I throw deception away and ask directly about the Book.

"That book.  Every worshipper and priest knows of that book. The Lost Book," he explains.  He talks about how when Sustraine came, as the legends say, he taught people everything save for the contents of the Book.  The Book contained lessons that we were not meant to learn.  But someone read it and took it away.  He shares how the feonds are "the punished".  They are the ones who read the book but failed its test.

I ask him directly why he knows so much of the book.

"I know of the book because I want to know what could have made those things that killed my family."

The drive he feels is undeniable.  I feel there is much to benefit from in taking this task.   The lair he speaks off is inside the forest, and even the hunters are wary of that place.  One of them is always deeply injured whenever they visit that locale.   Not wanting to be seen as the one in charge, I throw Niall the decision and leave.  But I already know how he will respond.  I know he will take the box and the blessed weapon.

I know this means I will get a chance to see these Feonds face-to-face.

I spend a day teaching Glenn to groom.   The poor man is a mountain of mess.  I show him how to trim his hair, and how to shave his beard to a more respectable level.  Thankfully I confirm he knows how to maintain a level of hygiene.  It could have been much worse.

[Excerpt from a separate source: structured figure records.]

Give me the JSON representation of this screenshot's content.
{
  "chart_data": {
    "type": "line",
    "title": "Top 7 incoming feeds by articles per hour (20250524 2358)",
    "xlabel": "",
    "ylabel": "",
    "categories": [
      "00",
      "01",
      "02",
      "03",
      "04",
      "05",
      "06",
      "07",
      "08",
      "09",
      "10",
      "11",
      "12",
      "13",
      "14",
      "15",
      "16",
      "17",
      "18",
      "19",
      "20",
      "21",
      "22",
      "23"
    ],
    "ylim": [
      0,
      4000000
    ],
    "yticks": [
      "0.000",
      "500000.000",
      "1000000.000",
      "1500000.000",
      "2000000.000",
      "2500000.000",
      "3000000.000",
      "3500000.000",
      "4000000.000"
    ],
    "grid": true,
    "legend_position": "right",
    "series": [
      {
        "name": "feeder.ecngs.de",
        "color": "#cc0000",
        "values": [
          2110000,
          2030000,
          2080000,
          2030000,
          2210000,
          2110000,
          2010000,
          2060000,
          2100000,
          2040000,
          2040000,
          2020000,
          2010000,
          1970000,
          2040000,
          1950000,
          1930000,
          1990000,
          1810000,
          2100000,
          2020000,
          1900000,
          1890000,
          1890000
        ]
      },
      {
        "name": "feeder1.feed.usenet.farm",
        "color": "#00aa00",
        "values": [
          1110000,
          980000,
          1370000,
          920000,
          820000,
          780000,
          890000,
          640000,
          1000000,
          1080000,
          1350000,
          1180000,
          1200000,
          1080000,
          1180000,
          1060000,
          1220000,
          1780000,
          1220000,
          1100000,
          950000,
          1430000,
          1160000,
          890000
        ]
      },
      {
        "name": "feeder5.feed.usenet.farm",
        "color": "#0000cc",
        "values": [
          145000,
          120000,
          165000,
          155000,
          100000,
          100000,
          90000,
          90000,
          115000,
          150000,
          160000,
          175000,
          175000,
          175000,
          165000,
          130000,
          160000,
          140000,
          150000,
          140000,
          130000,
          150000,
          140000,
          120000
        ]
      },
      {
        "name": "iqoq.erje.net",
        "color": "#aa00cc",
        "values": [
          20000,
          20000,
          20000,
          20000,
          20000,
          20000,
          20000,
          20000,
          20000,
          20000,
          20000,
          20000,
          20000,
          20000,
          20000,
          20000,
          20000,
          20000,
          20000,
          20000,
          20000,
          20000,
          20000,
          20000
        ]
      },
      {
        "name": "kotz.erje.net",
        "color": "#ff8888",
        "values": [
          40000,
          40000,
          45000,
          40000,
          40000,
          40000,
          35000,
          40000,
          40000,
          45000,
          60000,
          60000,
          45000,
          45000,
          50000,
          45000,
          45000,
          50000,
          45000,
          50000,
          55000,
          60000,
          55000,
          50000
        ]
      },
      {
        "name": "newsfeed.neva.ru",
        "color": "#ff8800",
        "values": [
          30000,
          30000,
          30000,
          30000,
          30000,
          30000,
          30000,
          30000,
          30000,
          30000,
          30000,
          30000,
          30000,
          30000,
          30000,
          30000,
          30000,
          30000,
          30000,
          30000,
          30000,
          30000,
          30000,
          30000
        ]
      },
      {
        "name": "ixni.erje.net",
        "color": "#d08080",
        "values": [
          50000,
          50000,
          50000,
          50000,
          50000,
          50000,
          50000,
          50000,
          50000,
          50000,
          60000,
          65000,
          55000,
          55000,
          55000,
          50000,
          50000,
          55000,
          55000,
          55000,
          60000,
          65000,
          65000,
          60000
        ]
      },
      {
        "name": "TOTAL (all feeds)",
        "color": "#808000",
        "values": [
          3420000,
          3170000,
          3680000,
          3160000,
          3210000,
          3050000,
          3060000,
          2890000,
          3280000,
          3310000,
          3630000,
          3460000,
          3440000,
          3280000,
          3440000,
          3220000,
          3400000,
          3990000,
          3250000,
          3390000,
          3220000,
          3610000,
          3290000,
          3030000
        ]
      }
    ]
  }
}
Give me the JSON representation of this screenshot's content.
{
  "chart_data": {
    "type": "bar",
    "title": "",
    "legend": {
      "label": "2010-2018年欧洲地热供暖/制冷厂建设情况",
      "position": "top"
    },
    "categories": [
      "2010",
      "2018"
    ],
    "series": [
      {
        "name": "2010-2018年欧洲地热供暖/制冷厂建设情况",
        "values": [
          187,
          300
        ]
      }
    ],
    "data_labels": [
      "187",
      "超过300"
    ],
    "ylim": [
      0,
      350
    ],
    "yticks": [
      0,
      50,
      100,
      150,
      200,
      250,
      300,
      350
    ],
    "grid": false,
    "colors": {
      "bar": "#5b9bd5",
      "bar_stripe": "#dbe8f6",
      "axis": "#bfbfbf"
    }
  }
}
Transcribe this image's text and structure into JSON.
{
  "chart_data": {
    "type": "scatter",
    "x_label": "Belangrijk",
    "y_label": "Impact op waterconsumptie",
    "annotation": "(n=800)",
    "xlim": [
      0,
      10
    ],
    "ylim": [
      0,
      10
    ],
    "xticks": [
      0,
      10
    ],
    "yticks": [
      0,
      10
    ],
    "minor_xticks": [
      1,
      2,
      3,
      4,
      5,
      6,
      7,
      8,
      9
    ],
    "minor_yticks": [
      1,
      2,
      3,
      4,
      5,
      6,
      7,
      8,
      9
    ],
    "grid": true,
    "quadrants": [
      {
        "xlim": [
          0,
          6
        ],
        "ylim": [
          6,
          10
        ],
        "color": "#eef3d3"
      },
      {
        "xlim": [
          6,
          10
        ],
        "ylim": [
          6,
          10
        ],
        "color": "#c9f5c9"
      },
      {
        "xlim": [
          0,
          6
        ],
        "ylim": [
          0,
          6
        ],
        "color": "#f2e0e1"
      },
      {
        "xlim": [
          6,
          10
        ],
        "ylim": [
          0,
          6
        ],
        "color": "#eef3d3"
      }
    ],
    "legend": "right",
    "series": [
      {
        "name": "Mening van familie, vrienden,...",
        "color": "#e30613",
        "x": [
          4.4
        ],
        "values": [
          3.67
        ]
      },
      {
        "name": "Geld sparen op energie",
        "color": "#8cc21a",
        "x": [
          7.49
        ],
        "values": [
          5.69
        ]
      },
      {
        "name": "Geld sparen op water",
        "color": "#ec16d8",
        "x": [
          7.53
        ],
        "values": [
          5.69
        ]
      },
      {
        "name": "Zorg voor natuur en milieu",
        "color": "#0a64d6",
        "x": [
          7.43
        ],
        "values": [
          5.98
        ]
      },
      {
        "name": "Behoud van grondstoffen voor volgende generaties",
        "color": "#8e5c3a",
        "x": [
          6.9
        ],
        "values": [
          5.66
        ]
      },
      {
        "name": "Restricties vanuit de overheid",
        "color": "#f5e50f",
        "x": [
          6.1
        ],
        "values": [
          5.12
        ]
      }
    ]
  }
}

The signs of the first snowfall come.
The hunters return home, with large furs, animal carcasses that have been recently skinned, or even salted.  I notice how a group approaches not their wives, but Maurice.  I read easily from their body language and facial expressions how disappointed they are.    I suspect they were given the same task we were offered.  A Feonds lair.  Deep down, I must admit, I feel a rush of excitement to see it.